Technical and liability concerns
The wording of this rule hints at some concerns and wrinkles that – for lack of a better term – need to be addressed. Despite the benefits for consumers and forward-thinking providers, much needs to happen behind the scenes for open banking to become a full-fledged reality.
Banks have timelines, but the same is not (perhaps not yet) true for third parties you connect with as consumers. permission their data.
“The final rule does not establish an explicit compliance deadline for third parties because it is unnecessary,” the notice of final rulemaking states. “CFPB is providing additional time to the largest data providers. comply This gives third parties and aggregators additional time to prepare rule implementations. Additionally, moving the marketplace away from screen scraping will further incentivize third parties and aggregators to meet the requirements to request appropriate access under the terms of the rules. ”
PYMNTS Intelligence found that 57% of U.S. consumers trust their bank's services. open banking service. These same consumers still have concerns about the security of their data. Data security is not what some would expect, given that data standards are still being developed, third parties are not governed by strict timelines, and responsibilities on the part of banks have not yet been established. It may be less defined than It must be fully established whether those third parties may be compromised.

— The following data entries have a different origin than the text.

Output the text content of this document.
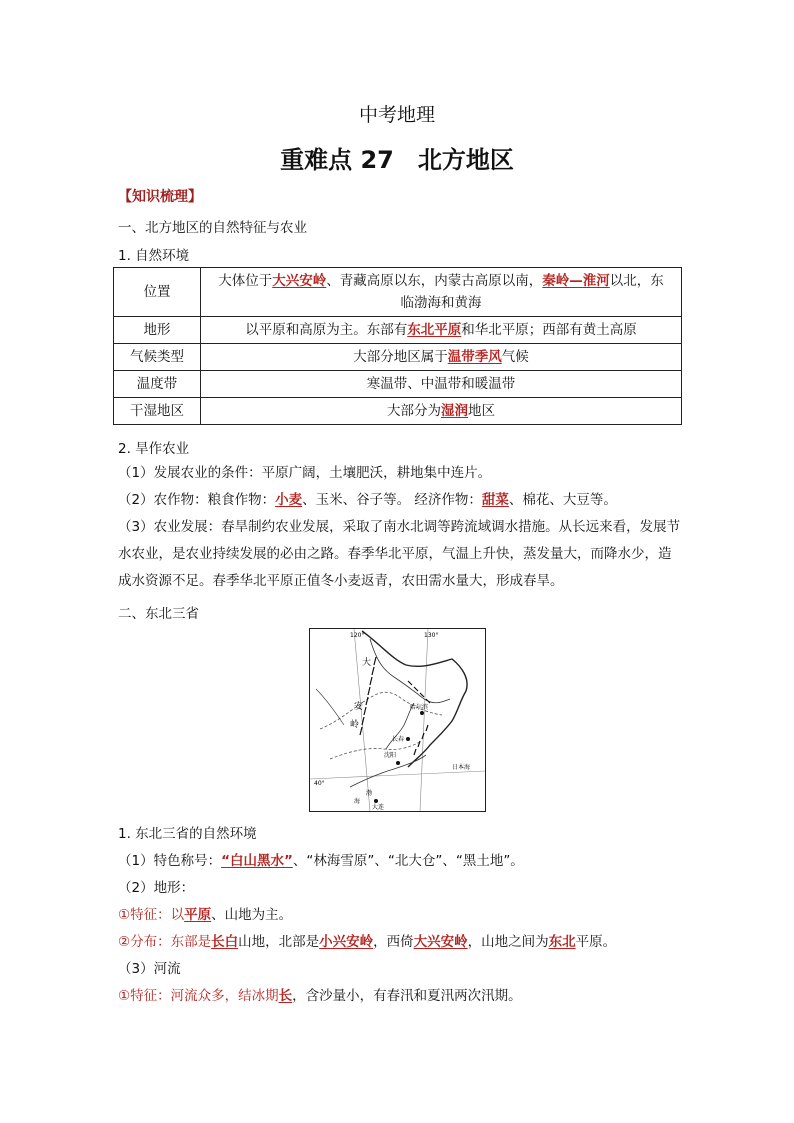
中考地理
重难点 27　北方地区
【知识梳理】
一、北方地区的自然特征与农业
1. 自然环境
位置	大体位于大兴安岭、青藏高原以东，内蒙古高原以南，秦岭—淮河以北，东
临渤海和黄海
地形	以平原和高原为主。东部有东北平原和华北平原；西部有黄土高原
气候类型	大部分地区属于温带季风气候
温度带	寒温带、中温带和暖温带
干湿地区	大部分为湿润地区
2. 旱作农业
（1）发展农业的条件：平原广阔，土壤肥沃，耕地集中连片。
（2）农作物：粮食作物：小麦、玉米、谷子等。 经济作物：甜菜、棉花、大豆等。
（3）农业发展：春旱制约农业发展，采取了南水北调等跨流域调水措施。从长远来看，发展节水农业，是农业持续发展的必由之路。春季华北平原，气温上升快，蒸发量大，而降水少，造成水资源不足。春季华北平原正值冬小麦返青，农田需水量大，形成春旱。
二、东北三省
120°	130°
大
安
岭
哈尔滨
长春
沈阳
日本海
渤
海
大连
40°
1. 东北三省的自然环境
（1）特色称号：“白山黑水”、“林海雪原”、“北大仓”、“黑土地”。
（2）地形：
①特征：以平原、山地为主。
②分布：东部是长白山地，北部是小兴安岭，西倚大兴安岭，山地之间为东北平原。
（3）河流
①特征：河流众多，结冰期长，含沙量小，有春汛和夏汛两次汛期。
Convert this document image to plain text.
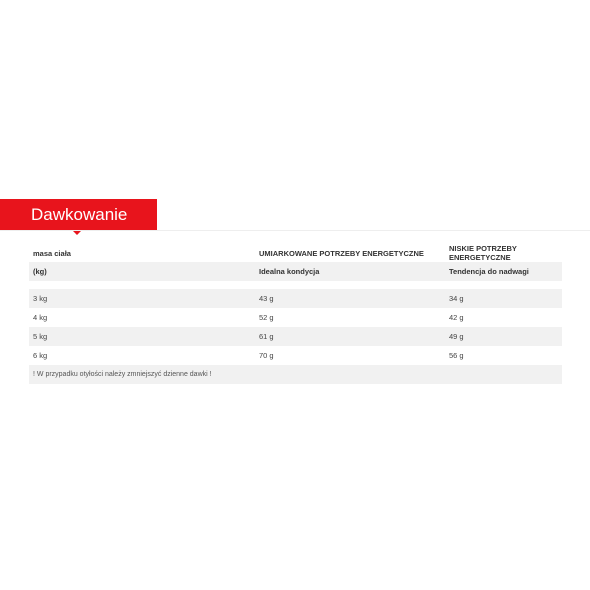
Dawkowanie
masa ciała	UMIARKOWANE POTRZEBY ENERGETYCZNE	NISKIE POTRZEBY ENERGETYCZNE
(kg)	Idealna kondycja	Tendencja do nadwagi

3 kg	43 g	34 g
4 kg	52 g	42 g
5 kg	61 g	49 g
6 kg	70 g	56 g
! W przypadku otyłości należy zmniejszyć dzienne dawki !		
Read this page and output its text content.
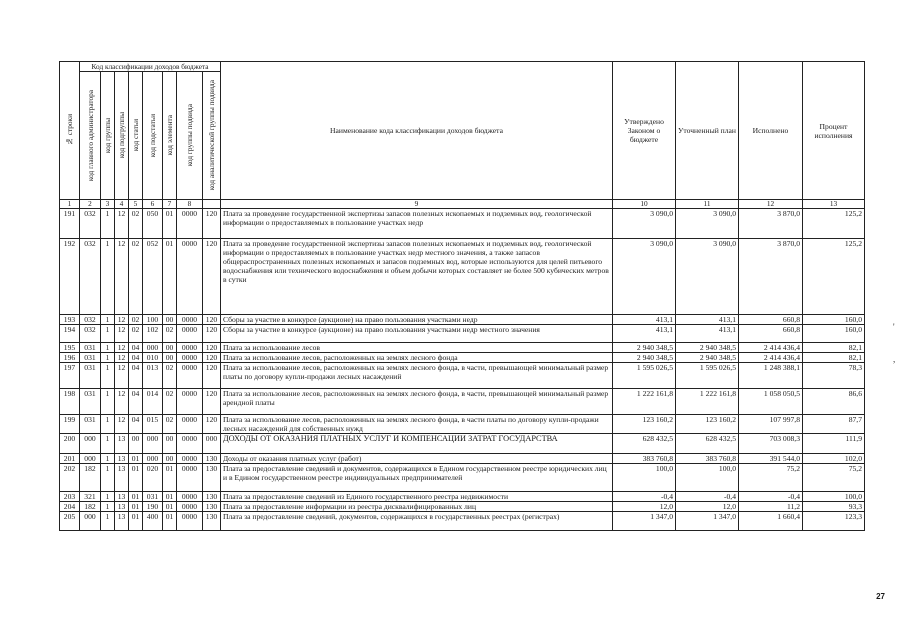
'
,
№ строки	Код классификации доходов бюджета								Наименование кода классификации доходов бюджета	Утверждено Законом о бюджете	Уточненный план	Исполнено	Процент исполнения

	код главного администратора	код группы	код подгруппы	код статьи	код подстатьи	код элемента	код группы подвида	код аналитической группы подвида					

1	2	3	4	5	6	7	8		9	10	11	12	13
191	032	1	12	02	050	01	0000	120	Плата за проведение государственной экспертизы запасов полезных ископаемых и подземных вод, геологической информации о предоставляемых в пользование участках недр	3 090,0	3 090,0	3 870,0	125,2
192	032	1	12	02	052	01	0000	120	Плата за проведение государственной экспертизы запасов полезных ископаемых и подземных вод, геологической информации о предоставляемых в пользование участках недр местного значения, а также запасов общераспространенных полезных ископаемых и запасов подземных вод, которые используются для целей питьевого водоснабжения или технического водоснабжения и объем добычи которых составляет не более 500 кубических метров в сутки	3 090,0	3 090,0	3 870,0	125,2
193	032	1	12	02	100	00	0000	120	Сборы за участие в конкурсе (аукционе) на право пользования участками недр	413,1	413,1	660,8	160,0
194	032	1	12	02	102	02	0000	120	Сборы за участие в конкурсе (аукционе) на право пользования участками недр местного значения	413,1	413,1	660,8	160,0
195	031	1	12	04	000	00	0000	120	Плата за использование лесов	2 940 348,5	2 940 348,5	2 414 436,4	82,1
196	031	1	12	04	010	00	0000	120	Плата за использование лесов, расположенных на землях лесного фонда	2 940 348,5	2 940 348,5	2 414 436,4	82,1
197	031	1	12	04	013	02	0000	120	Плата за использование лесов, расположенных на землях лесного фонда, в части, превышающей минимальный размер платы по договору купли-продажи лесных насаждений	1 595 026,5	1 595 026,5	1 248 388,1	78,3
198	031	1	12	04	014	02	0000	120	Плата за использование лесов, расположенных на землях лесного фонда, в части, превышающей минимальный размер арендной платы	1 222 161,8	1 222 161,8	1 058 050,5	86,6
199	031	1	12	04	015	02	0000	120	Плата за использование лесов, расположенных на землях лесного фонда, в части платы по договору купли-продажи лесных насаждений для собственных нужд	123 160,2	123 160,2	107 997,8	87,7
200	000	1	13	00	000	00	0000	000	ДОХОДЫ ОТ ОКАЗАНИЯ ПЛАТНЫХ УСЛУГ И КОМПЕНСАЦИИ ЗАТРАТ ГОСУДАРСТВА	628 432,5	628 432,5	703 008,3	111,9
201	000	1	13	01	000	00	0000	130	Доходы от оказания платных услуг (работ)	383 760,8	383 760,8	391 544,0	102,0
202	182	1	13	01	020	01	0000	130	Плата за предоставление сведений и документов, содержащихся в Едином государственном реестре юридических лиц и в Едином государственном реестре индивидуальных предпринимателей	100,0	100,0	75,2	75,2
203	321	1	13	01	031	01	0000	130	Плата за предоставление сведений из Единого государственного реестра недвижимости	-0,4	-0,4	-0,4	100,0
204	182	1	13	01	190	01	0000	130	Плата за предоставление информации из реестра дисквалифицированных лиц	12,0	12,0	11,2	93,3
205	000	1	13	01	400	01	0000	130	Плата за предоставление сведений, документов, содержащихся в государственных реестрах (регистрах)	1 347,0	1 347,0	1 660,4	123,3
27
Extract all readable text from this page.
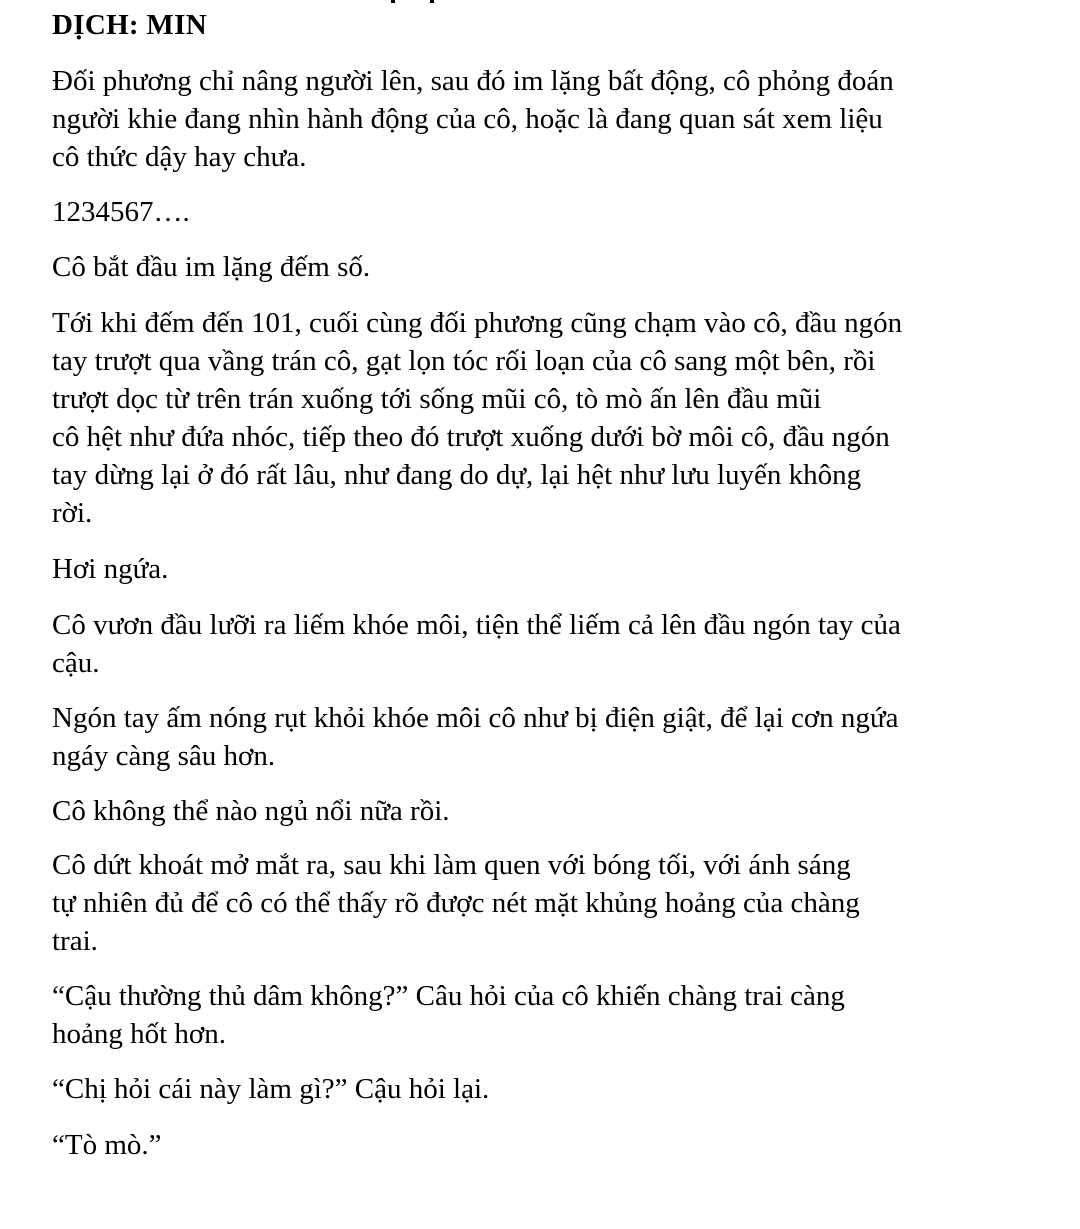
DỊCH: MIN
Đối phương chỉ nâng người lên, sau đó im lặng bất động, cô phỏng đoán
người khie đang nhìn hành động của cô, hoặc là đang quan sát xem liệu
cô thức dậy hay chưa.
1234567….
Cô bắt đầu im lặng đếm số.
Tới khi đếm đến 101, cuối cùng đối phương cũng chạm vào cô, đầu ngón
tay trượt qua vầng trán cô, gạt lọn tóc rối loạn của cô sang một bên, rồi
trượt dọc từ trên trán xuống tới sống mũi cô, tò mò ấn lên đầu mũi
cô hệt như đứa nhóc, tiếp theo đó trượt xuống dưới bờ môi cô, đầu ngón
tay dừng lại ở đó rất lâu, như đang do dự, lại hệt như lưu luyến không
rời.
Hơi ngứa.
Cô vươn đầu lưỡi ra liếm khóe môi, tiện thể liếm cả lên đầu ngón tay của
cậu.
Ngón tay ấm nóng rụt khỏi khóe môi cô như bị điện giật, để lại cơn ngứa
ngáy càng sâu hơn.
Cô không thể nào ngủ nổi nữa rồi.
Cô dứt khoát mở mắt ra, sau khi làm quen với bóng tối, với ánh sáng
tự nhiên đủ để cô có thể thấy rõ được nét mặt khủng hoảng của chàng
trai.
“Cậu thường thủ dâm không?” Câu hỏi của cô khiến chàng trai càng
hoảng hốt hơn.
“Chị hỏi cái này làm gì?” Cậu hỏi lại.
“Tò mò.”
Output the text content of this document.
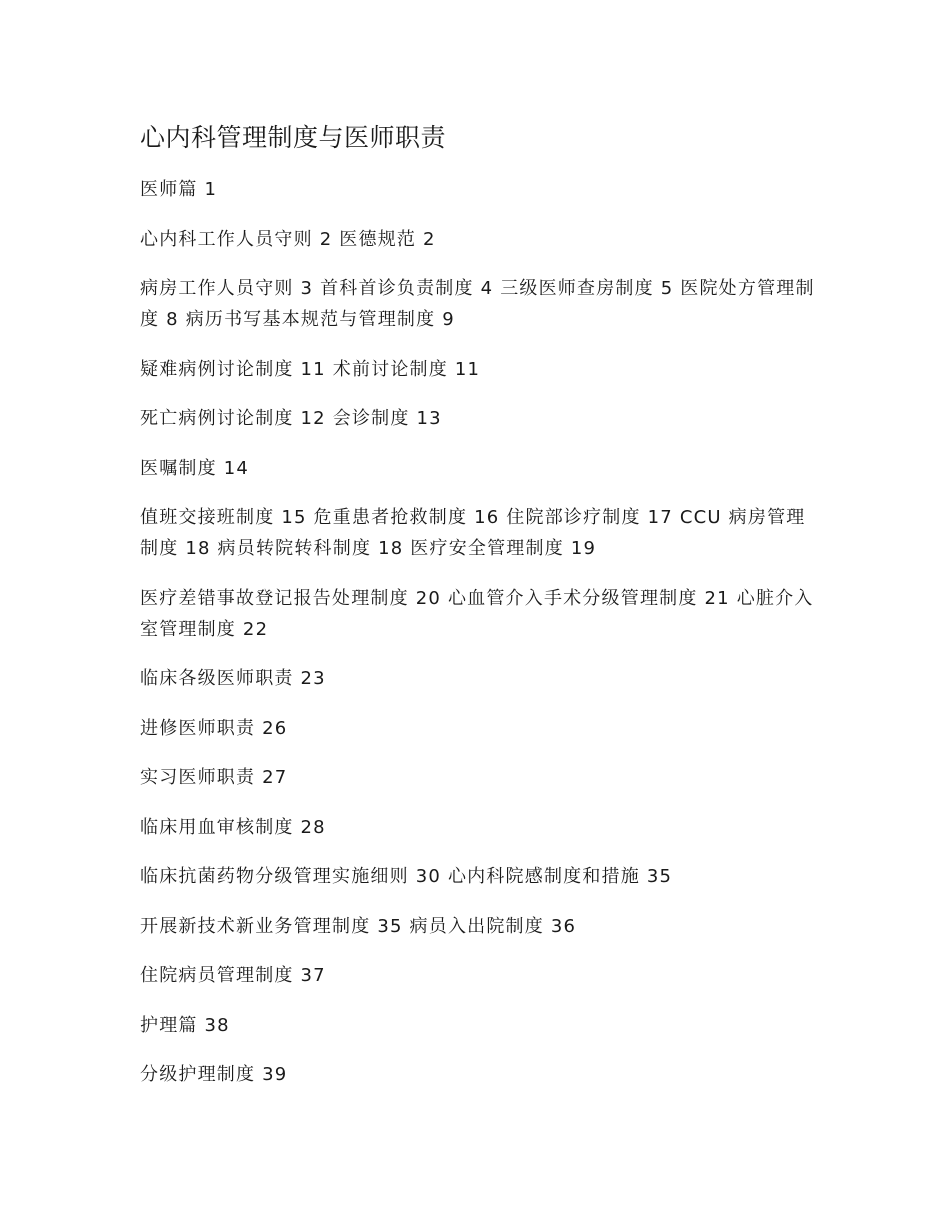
心内科管理制度与医师职责
医师篇 1
心内科工作人员守则 2 医德规范 2
病房工作人员守则 3 首科首诊负责制度 4 三级医师查房制度 5 医院处方管理制度 8 病历书写基本规范与管理制度 9
疑难病例讨论制度 11 术前讨论制度 11
死亡病例讨论制度 12 会诊制度 13
医嘱制度 14
值班交接班制度 15 危重患者抢救制度 16 住院部诊疗制度 17 CCU 病房管理制度 18 病员转院转科制度 18 医疗安全管理制度 19
医疗差错事故登记报告处理制度 20 心血管介入手术分级管理制度 21 心脏介入室管理制度 22
临床各级医师职责 23
进修医师职责 26
实习医师职责 27
临床用血审核制度 28
临床抗菌药物分级管理实施细则 30 心内科院感制度和措施 35
开展新技术新业务管理制度 35 病员入出院制度 36
住院病员管理制度 37
护理篇 38
分级护理制度 39
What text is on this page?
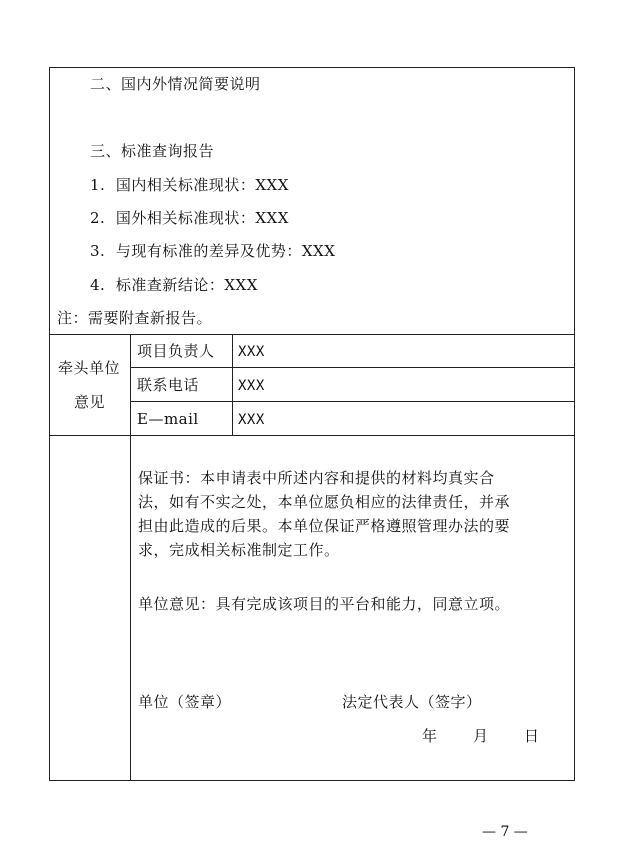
二、国内外情况简要说明
三、标准查询报告
1. 国内相关标准现状：XXX
2. 国外相关标准现状：XXX
3. 与现有标准的差异及优势：XXX
4. 标准查新结论：XXX
注：需要附查新报告。
牵头单位
意见
项目负责人 XXX
联系电话	XXX
E—mail	XXX
保证书：本申请表中所述内容和提供的材料均真实合
法，如有不实之处，本单位愿负相应的法律责任，并承
担由此造成的后果。本单位保证严格遵照管理办法的要
求，完成相关标准制定工作。
单位意见：具有完成该项目的平台和能力，同意立项。
单位（签章）	法定代表人（签字）
年 月 日
— 7 —
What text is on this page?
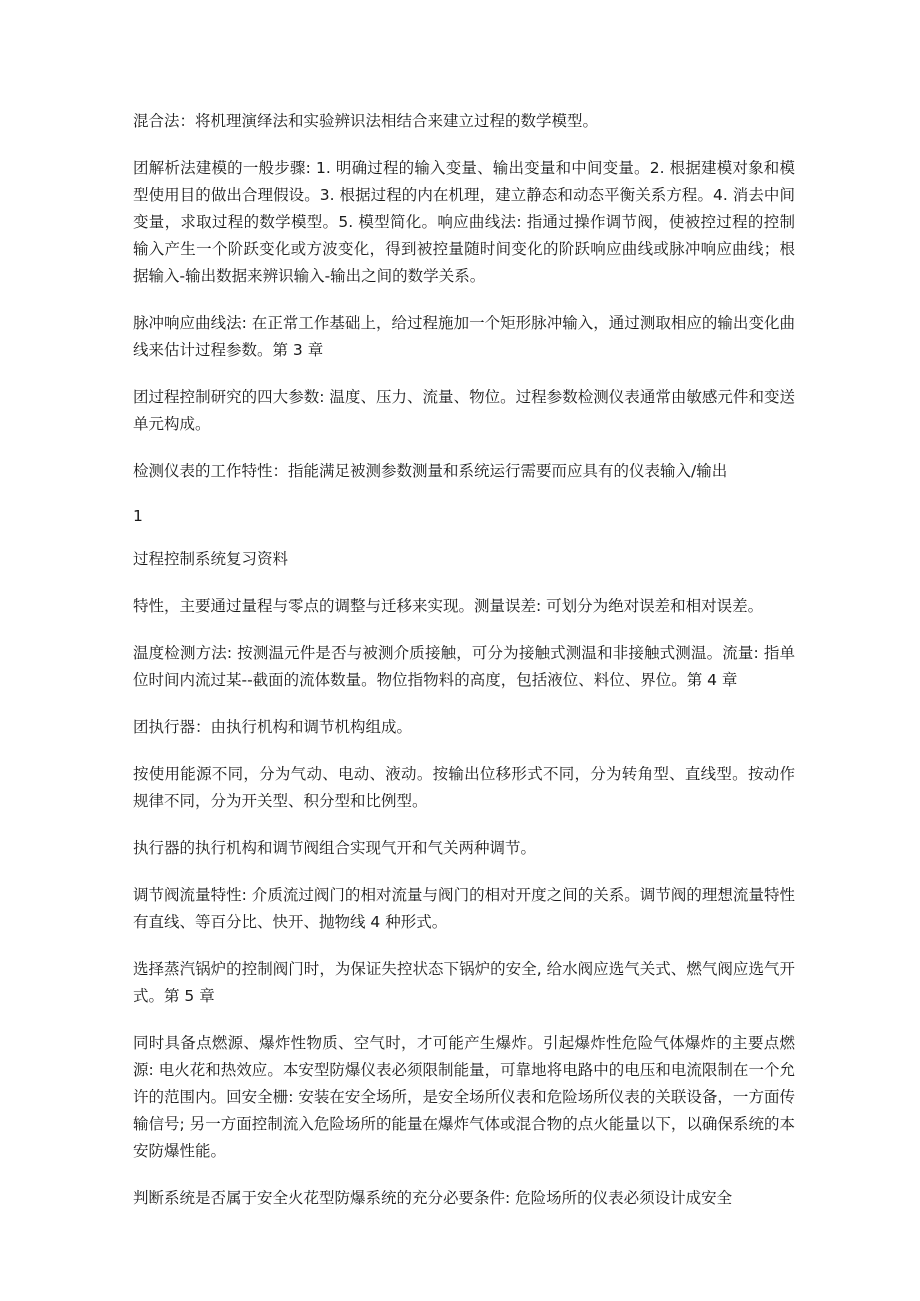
混合法：将机理演绎法和实验辨识法相结合来建立过程的数学模型。

团解析法建模的一般步骤: 1. 明确过程的输入变量、输出变量和中间变量。2. 根据建模对象和模型使用目的做出合理假设。3. 根据过程的内在机理，建立静态和动态平衡关系方程。4. 消去中间变量，求取过程的数学模型。5. 模型简化。响应曲线法: 指通过操作调节阀，使被控过程的控制输入产生一个阶跃变化或方波变化，得到被控量随时间变化的阶跃响应曲线或脉冲响应曲线；根据输入-输出数据来辨识输入-输出之间的数学关系。

脉冲响应曲线法: 在正常工作基础上，给过程施加一个矩形脉冲输入，通过测取相应的输出变化曲线来估计过程参数。第 3 章

团过程控制研究的四大参数: 温度、压力、流量、物位。过程参数检测仪表通常由敏感元件和变送单元构成。

检测仪表的工作特性：指能满足被测参数测量和系统运行需要而应具有的仪表输入/输出

1
过程控制系统复习资料

特性，主要通过量程与零点的调整与迁移来实现。测量误差: 可划分为绝对误差和相对误差。

温度检测方法: 按测温元件是否与被测介质接触，可分为接触式测温和非接触式测温。流量: 指单位时间内流过某--截面的流体数量。物位指物料的高度，包括液位、料位、界位。第 4 章

团执行器：由执行机构和调节机构组成。

按使用能源不同，分为气动、电动、液动。按输出位移形式不同，分为转角型、直线型。按动作规律不同，分为开关型、积分型和比例型。

执行器的执行机构和调节阀组合实现气开和气关两种调节。

调节阀流量特性: 介质流过阀门的相对流量与阀门的相对开度之间的关系。调节阀的理想流量特性有直线、等百分比、快开、抛物线 4 种形式。

选择蒸汽锅炉的控制阀门时，为保证失控状态下锅炉的安全, 给水阀应选气关式、燃气阀应选气开式。第 5 章

同时具备点燃源、爆炸性物质、空气时，才可能产生爆炸。引起爆炸性危险气体爆炸的主要点燃源: 电火花和热效应。本安型防爆仪表必须限制能量，可靠地将电路中的电压和电流限制在一个允许的范围内。回安全栅: 安装在安全场所，是安全场所仪表和危险场所仪表的关联设备，一方面传输信号; 另一方面控制流入危险场所的能量在爆炸气体或混合物的点火能量以下，以确保系统的本安防爆性能。

判断系统是否属于安全火花型防爆系统的充分必要条件: 危险场所的仪表必须设计成安全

In the final rulemaking notice, the CFPB stated that during the commentary period, “data providers may unduly assume the burden of managing liability risks posed by non-depository third parties that are not subject to similar regulatory oversight.” “Many data providers have expressed concern that… Commenters stated that the proposal does not take into account the potential for data providers to be exposed to liability-related costs, that third parties have an incentive to manage liability, or that liability is directly caused by third parties. It argued that it had not demonstrated the ability to cover losses and had not guaranteed it. ”
Other data providers (banks) have expressed concern that they may not be able to recover losses associated with those third parties or have certain fraud protection measures in place on payment transactions by their banks.
“The CFPB has determined that the requirements of EFTA and Regulation E or TILA and Regulation Z do not make it appropriate for this rule to impose a blanket approach to allocating liability among commercial entities or safe harbors.” the final rulemaking notice states. …To the extent that there are complex factual or legal questions about the liability of data providers that directly contributed to consumer harm, commenters did not identify specific scenarios, and the CFPB did not address data provider liability in this case. I don't think it's appropriate to do so. Final rules. ”
Banks and credit unions began voicing concerns Tuesday. of Bank Policy Research Institute pointed out the possibility that data May be shared without appropriate safeguards on the spot. Separately, Defense Credit Union Council said credit union You will be sharing data that may expose you to legal troubles related to the handling of that data by third parties. in order The end result would be “complex administrative and financial burdens.”